President's office reacts
Presidential spokesman Ateny Wek Ateny said President Salva Kiir does not order arrests or allow anyone to be detained at the presidential palace. Ateny said Majongdit’s claims that members of President Kiir’s security forces arrested him are false. He said South Sudanese security agencies are bound by a strict mandate and operate within the law. And, Ateny said, when it comes to arrests and detentions, like Majongdit’s, security officials do not take their orders from the president, although he did not specify who gives them their orders.
Ateny said Majongdit should seek legal redress for any suffering he might have endured while in detention. The presidential spokesman also dismissed as baseless allegations that Majongdit was detained because he was critical of Mr. Kiir’s government.

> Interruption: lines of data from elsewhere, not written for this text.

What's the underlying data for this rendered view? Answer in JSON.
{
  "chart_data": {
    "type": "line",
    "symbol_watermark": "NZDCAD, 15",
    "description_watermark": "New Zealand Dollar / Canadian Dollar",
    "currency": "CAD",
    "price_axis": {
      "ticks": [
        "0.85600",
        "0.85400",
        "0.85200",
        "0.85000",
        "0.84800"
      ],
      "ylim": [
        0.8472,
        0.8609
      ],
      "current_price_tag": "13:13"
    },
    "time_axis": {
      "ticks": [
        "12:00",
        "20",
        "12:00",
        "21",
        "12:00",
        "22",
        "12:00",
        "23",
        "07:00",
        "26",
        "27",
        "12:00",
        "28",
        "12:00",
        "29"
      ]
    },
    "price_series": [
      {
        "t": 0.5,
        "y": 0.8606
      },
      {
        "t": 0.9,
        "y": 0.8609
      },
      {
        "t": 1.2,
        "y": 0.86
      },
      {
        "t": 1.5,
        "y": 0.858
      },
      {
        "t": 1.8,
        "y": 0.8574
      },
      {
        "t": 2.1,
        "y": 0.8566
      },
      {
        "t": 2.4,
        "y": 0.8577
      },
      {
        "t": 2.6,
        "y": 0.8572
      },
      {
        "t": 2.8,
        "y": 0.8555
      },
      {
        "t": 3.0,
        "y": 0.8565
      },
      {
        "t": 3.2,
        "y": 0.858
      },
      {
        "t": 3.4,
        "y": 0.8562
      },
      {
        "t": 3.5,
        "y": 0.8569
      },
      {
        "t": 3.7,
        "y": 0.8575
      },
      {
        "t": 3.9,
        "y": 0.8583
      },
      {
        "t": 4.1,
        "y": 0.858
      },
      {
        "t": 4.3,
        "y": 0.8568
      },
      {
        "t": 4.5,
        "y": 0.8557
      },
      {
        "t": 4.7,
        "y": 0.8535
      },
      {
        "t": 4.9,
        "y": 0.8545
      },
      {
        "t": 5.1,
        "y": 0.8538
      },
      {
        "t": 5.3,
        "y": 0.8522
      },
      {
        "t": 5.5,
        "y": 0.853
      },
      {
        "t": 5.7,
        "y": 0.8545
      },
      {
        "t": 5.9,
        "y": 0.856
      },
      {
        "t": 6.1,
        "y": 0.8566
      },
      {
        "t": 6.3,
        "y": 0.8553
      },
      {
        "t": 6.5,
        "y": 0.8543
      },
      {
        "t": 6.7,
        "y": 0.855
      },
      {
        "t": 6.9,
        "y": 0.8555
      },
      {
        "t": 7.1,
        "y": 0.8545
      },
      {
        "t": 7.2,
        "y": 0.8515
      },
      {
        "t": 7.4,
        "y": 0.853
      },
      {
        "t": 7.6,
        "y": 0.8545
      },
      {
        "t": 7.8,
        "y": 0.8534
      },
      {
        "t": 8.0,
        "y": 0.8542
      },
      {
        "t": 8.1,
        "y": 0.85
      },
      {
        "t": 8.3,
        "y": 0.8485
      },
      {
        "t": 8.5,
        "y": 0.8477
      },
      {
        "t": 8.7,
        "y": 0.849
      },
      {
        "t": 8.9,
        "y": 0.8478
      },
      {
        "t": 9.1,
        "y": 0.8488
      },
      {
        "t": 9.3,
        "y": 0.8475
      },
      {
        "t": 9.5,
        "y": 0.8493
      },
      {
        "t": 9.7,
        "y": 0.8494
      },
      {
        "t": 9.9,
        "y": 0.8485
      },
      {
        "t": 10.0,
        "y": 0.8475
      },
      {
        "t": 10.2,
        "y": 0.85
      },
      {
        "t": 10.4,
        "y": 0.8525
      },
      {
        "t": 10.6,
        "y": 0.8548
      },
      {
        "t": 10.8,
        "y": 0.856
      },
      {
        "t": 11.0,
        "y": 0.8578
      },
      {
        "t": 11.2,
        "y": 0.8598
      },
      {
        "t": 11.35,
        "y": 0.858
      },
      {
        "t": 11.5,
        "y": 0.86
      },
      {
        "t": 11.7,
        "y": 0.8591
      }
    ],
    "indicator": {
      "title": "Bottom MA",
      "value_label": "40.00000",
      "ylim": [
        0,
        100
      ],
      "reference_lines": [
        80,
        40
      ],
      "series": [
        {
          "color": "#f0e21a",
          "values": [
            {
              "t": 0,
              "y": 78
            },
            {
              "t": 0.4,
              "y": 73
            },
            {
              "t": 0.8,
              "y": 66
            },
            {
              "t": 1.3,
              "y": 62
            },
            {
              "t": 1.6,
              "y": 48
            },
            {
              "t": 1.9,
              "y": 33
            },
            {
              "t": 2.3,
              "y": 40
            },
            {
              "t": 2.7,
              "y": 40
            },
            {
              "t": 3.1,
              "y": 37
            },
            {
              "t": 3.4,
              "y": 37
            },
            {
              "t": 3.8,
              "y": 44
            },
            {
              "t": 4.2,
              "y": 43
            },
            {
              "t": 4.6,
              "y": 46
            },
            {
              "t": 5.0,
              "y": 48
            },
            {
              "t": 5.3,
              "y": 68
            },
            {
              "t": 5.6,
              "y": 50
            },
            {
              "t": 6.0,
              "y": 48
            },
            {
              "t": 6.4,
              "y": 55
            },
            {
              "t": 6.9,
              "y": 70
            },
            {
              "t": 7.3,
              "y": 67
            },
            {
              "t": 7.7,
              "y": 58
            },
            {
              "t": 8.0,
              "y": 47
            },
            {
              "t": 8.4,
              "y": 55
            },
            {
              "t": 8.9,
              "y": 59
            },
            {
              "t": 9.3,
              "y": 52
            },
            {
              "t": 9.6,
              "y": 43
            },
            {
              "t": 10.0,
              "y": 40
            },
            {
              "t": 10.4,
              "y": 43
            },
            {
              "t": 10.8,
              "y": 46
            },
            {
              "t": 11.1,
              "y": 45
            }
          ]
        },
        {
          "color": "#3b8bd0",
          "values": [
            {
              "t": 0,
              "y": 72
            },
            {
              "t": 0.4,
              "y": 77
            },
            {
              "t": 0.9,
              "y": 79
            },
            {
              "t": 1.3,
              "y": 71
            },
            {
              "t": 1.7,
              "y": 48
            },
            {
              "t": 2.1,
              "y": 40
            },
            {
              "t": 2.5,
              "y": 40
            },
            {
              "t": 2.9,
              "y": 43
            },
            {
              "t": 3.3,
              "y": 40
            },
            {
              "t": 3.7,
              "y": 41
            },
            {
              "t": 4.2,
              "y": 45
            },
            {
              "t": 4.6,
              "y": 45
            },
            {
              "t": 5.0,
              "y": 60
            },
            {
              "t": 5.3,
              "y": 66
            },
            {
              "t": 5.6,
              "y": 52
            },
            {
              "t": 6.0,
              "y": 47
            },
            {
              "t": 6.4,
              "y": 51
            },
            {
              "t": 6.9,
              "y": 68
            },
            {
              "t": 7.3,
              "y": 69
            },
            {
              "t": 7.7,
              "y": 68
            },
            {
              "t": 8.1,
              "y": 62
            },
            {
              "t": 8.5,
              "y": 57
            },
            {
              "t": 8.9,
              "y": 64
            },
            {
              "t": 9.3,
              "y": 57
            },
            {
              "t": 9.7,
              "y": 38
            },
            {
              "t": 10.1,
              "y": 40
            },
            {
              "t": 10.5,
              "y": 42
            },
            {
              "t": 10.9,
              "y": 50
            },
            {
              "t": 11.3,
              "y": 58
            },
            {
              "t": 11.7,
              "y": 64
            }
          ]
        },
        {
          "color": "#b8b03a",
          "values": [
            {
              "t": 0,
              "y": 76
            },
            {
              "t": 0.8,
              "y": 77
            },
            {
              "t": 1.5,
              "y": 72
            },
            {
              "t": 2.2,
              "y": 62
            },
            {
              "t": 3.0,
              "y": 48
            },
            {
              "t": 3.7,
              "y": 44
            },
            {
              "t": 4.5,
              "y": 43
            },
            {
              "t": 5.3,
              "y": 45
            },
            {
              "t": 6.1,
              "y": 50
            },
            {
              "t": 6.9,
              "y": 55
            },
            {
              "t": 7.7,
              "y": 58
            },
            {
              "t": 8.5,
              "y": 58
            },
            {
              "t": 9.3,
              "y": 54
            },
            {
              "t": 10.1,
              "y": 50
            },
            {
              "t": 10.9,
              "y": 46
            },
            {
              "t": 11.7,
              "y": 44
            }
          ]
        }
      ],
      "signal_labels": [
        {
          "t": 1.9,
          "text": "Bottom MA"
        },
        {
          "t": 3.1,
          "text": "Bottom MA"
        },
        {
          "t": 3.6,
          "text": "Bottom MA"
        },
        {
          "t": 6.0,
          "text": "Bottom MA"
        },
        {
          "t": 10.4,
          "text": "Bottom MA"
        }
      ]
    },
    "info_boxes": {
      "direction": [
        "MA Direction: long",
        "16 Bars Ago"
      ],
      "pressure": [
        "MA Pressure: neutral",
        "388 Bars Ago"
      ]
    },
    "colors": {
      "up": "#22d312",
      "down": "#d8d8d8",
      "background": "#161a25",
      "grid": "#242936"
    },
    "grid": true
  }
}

Majongdit said he had to agree to certain conditions before he was released. Among them, he said, was an order to limit his political campaign speeches to messages of peace and reconciliation. He said he was also told to stop speaking publicly about the 16-month-old conflict in South Sudan, and to "...stop talking about refunding of the four billion that was stolen."
"They said... many people have tried to talk about [the missing money] before and they have been given a ticket to die," he said.
Majongdit said his captors also asked him why he had opposed extending the terms of President Kiir and other elected officials, including lawmakers, for three years.
Majongdit said he was also instructed not to discuss his detention with journalists, something he said violated South Sudan’s transitional constitution, which guarantees all citizens the right to free speech. Media laws passed last year by the National Assembly and ratified by President Kiir also guarantee the right to free expression.
Majongdit vowed that he will not be silenced because "the next generations will continue to suffer. This is unacceptable."
Majongdit said he was also warned that his party could be banned if he continues to criticize the government. He said he would challenge in the courts any attempt to close down the party.